Рассуждение человека с вогнутой интонацией в связи с философией хуаянь: «Истинное бытие, незыблемое (Бог), противоположное ирреальному бытию (картины, в картине), через которое оно проявляется и обнаруживает себя. (Нереальное бытие – это окружающий нас предметный мир, в частности – картина.) Картина тем “лучше”, чем явственней “дыры”, в которых сквозит незыблемое. Чем явственнее её (картины) условность. Истинное бытие и картина друг в друге нуждаются, друг без друга не существуют. Истинному бытию негде больше проявиться – только здесь. Истина (“ли”) – основа и сущность всех вещей, это мир, лежащий в основе всех явлений. Это пустота. Пустота существует в виде явлений, не отождествляется с ними, но и не отличается от них. Явление внешнего мира – это формы (картины) – “ши”. Пустота не существует сама по себе. Её существование возможно только через определённую форму. Поэтому у неё нет собственных внешних свойств. Она как бы облачается в форму. Пустота и форма неотделимы друг от друга.
Допустим: краски – “ли”, изображённый лес – “ши”; краски не имеют своей собственной постоянной формы; благодаря работе мастера, из них получается изображённый лес; но никакого леса (реального) перед нами нет; если что здесь и есть, то – краски. Поэтому изображение леса – пустота. То есть пустота не имеет собственной формы, а может существовать лишь в виде других форм. Вот почему она не мешает иллюзорному существованию вещей. Почему картина необходима? Потому что она объявляет иллюзорность. Она – вдвойне нереальный лес, и поэтому – вдвойне проявленная пустота (суть, Бог, “ли”). Картина всей своей условностью как бы оттеняет незыблемое. Картина – дыра в незыблемое, в то, что смыть невозможно, ибо то – не имеет формы, то – пустота».
Как мне надоели мои зубы…
Вроде бы нет ничего хуже человека искусства… Всё же есть. Это человек одного искусства, рассуждающий о другом.
Любимая женщина просто меньше раздражает.
Как неумело Л. Толстой скрывает себя, свой внутренний спор в диалоге Пьера и Андрея в XI и XII главах (2-й том, 2-я часть).
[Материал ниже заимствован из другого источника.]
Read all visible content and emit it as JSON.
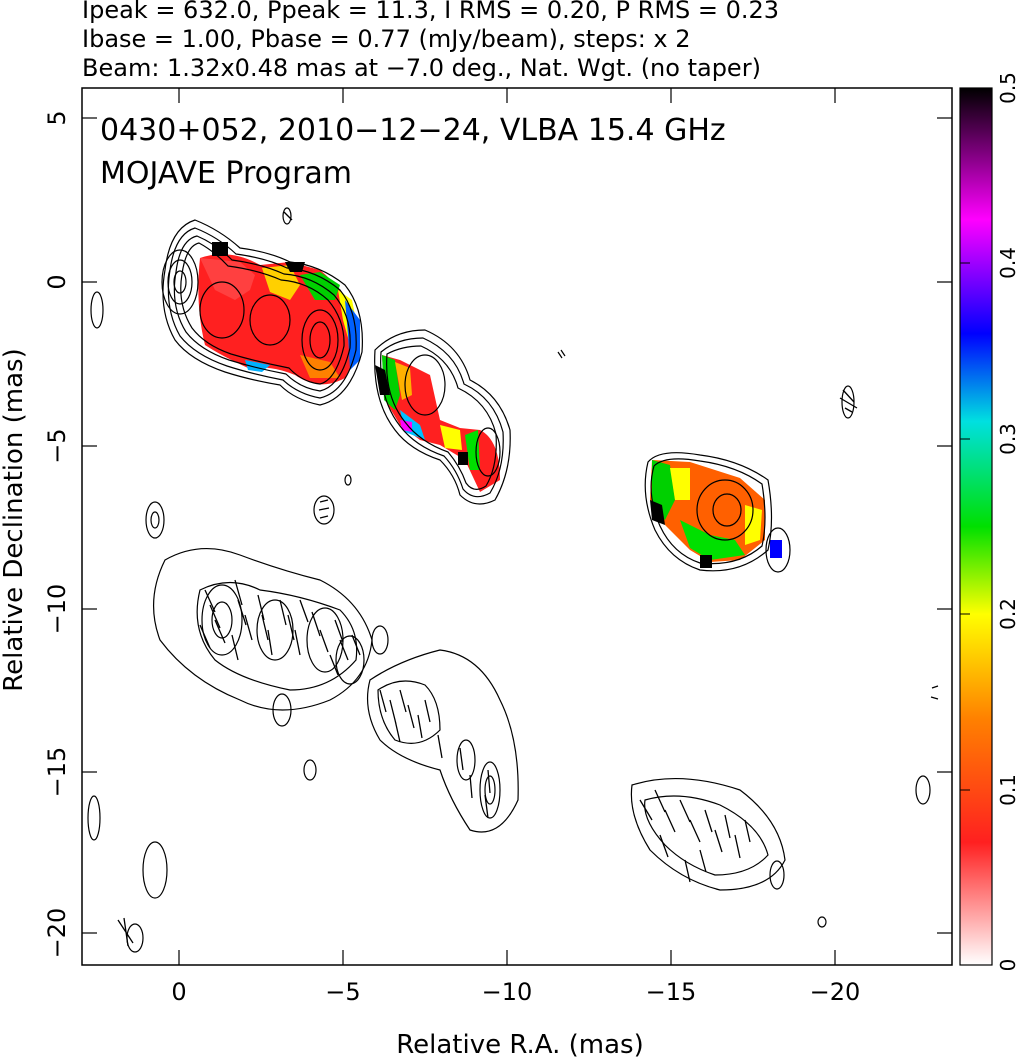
{
  "header": {
    "line1": "Ipeak = 632.0, Ppeak = 11.3, I RMS = 0.20, P RMS = 0.23",
    "line2": "Ibase = 1.00, Pbase = 0.77 (mJy/beam), steps: x 2",
    "line3": "Beam: 1.32x0.48 mas at −7.0 deg., Nat. Wgt. (no taper)"
  },
  "plot": {
    "title_line1": "0430+052, 2010−12−24, VLBA 15.4 GHz",
    "title_line2": "MOJAVE Program",
    "xlabel": "Relative R.A. (mas)",
    "ylabel": "Relative Declination (mas)",
    "x_ticks": [
      "0",
      "−5",
      "−10",
      "−15",
      "−20"
    ],
    "y_ticks": [
      "5",
      "0",
      "−5",
      "−10",
      "−15",
      "−20"
    ]
  },
  "colorbar": {
    "ticks": [
      "0.5",
      "0.4",
      "0.3",
      "0.2",
      "0.1",
      "0"
    ],
    "colors": [
      "#ffffff",
      "#ff2020",
      "#ff8000",
      "#ffff00",
      "#00e000",
      "#00e0e0",
      "#0000ff",
      "#ff00ff",
      "#000000"
    ]
  }
}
Это он сам, это столь очевидно, что плеск парома и прочие внешние реалии, с хорошей соразмерностью вплетённые в повествование, не могут снять этого ощущения. Есть такого рода произведения, в которых мастерство зависит от правдоподобного распределения себя между своими героями. Однако Достоевский или Музиль, возможно, и не пытаются «распределять». Им не устоять под напором «своего», и всё рушится, и они видят это, но ничего поделать не могут. Они интеллектуально страстны, прежде всего – страстны. Толстой же прежде всего умён, хотя и его ума не хватает: слишком сложна задача.